Corona virus: Swiss tracing app goes into field trials


The pilot test of the “SwissCovid app” has started in Switzerland. The application is intended to supplement contact tracing in the cantons, the Federal Office of Public Health (BAG) said. The app should help to ensure that infection chains can be tracked and interrupted. For the first time, the API provided by Google and Apple is being widely tested with an app. The Swiss government – the Federal Council – issued a temporary regulation for the test last week.

15,000 volunteers took part in the test, including employees from the Swiss Federal Institutes of Technology in Lausanne and Zurich (EPFL and ETHZ), members of the army or staff from hospitals and administrations. The pilot trial will last until the end of June 2020 at the latest and is intended to uncover potential defects and problems in usability and medical processes before the app is released to the public, the BAG said.

Switzerland is the first country in the world to use the new “Exposure Notification API” from Google and Apple for its tracing app. Swiss scientists were also involved in the development of the app. The “basic theoretical concepts for this come from EPFL and ETHZ, which were finally implemented by Google and Apple,” emphasized Sang-Il Kim from the BAG. “Significantly involved” were EPFL professor Marcel Salathé and his team.

They belong to an international consortium that has developed the DP3T protocol (Decentralized Privacy-Preserving Proximity Tracing). The decentralized approach pursued with DP3T had prevailed in the competition of the concepts against the PEPP-PT, which was initially also supported by the German government. An app without central data storage can eliminate the “understandable concern” about surveillance, said Salathé on Monday.

The app runs in the background on the smartphone with the latest versions of iOS and Android and is not able to record location or movement data, explained Salathé. Using the app with GPS activated at the same time is technically excluded. Google and Apple would have explicitly prevented this in the development of the new interface. The SwissCovid app only records the proximity to other smartphones for a certain time and stores this data on the phone.

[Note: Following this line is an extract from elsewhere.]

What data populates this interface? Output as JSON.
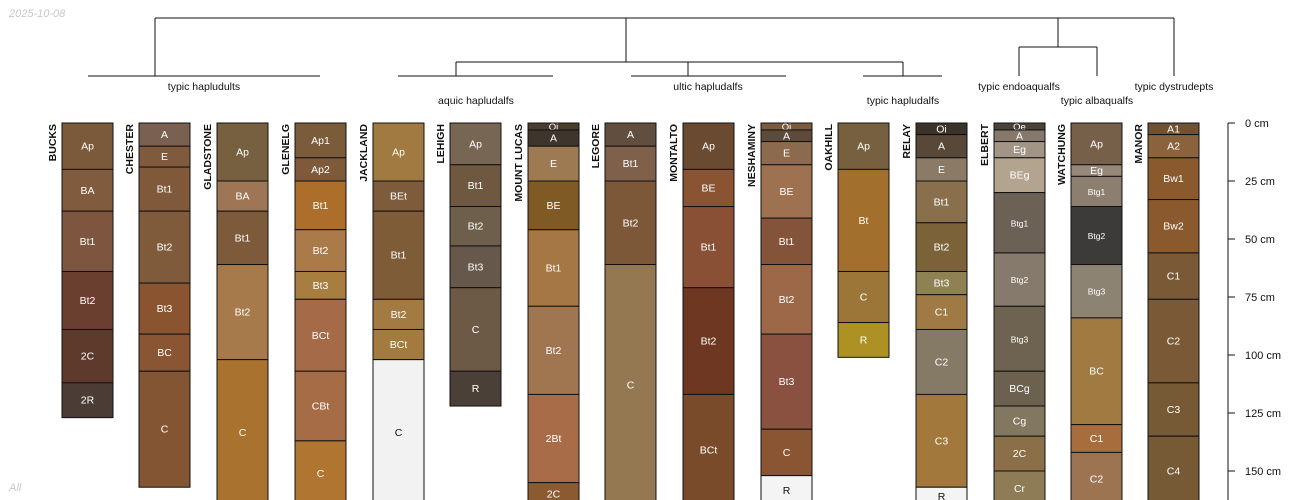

The BAG emphasizes that the app only serves the purpose of warning users early if they may have been exposed to the corona virus. The use of the app is voluntary and participation or non-participation must not result in any disadvantages or advantages. The Federal Council will put the system out of operation as soon as it is no longer required to combat the coronavirus. In addition, the technical details and source code will be available for a public security test from May 28th.

According to a survey commissioned by the BAG at the end of April 2020, 70 percent of Swiss people welcome the launch of the app. Almost 60 percent of the respondents indicated that they would like to install the app in the next few weeks, but half are not yet completely convinced of this (“rather yes”). The higher the level of knowledge about how the app works, the greater the willingness to install, explains the survey institute. Nevertheless, a majority of the respondents (54 percent) are against an installation obligation.

On May 20, the Federal Council also passed the legal basis for the new SwissCovid app. To this end, the Epidemic Act is to be amended accordingly. In June the Swiss parliament wants to discuss and decide on this. At the beginning of May, both chambers of the Swiss parliament, the Council of States and the National Council, voted on the introduction of a contact tracing app and demanded that a legal basis for such an app first be created.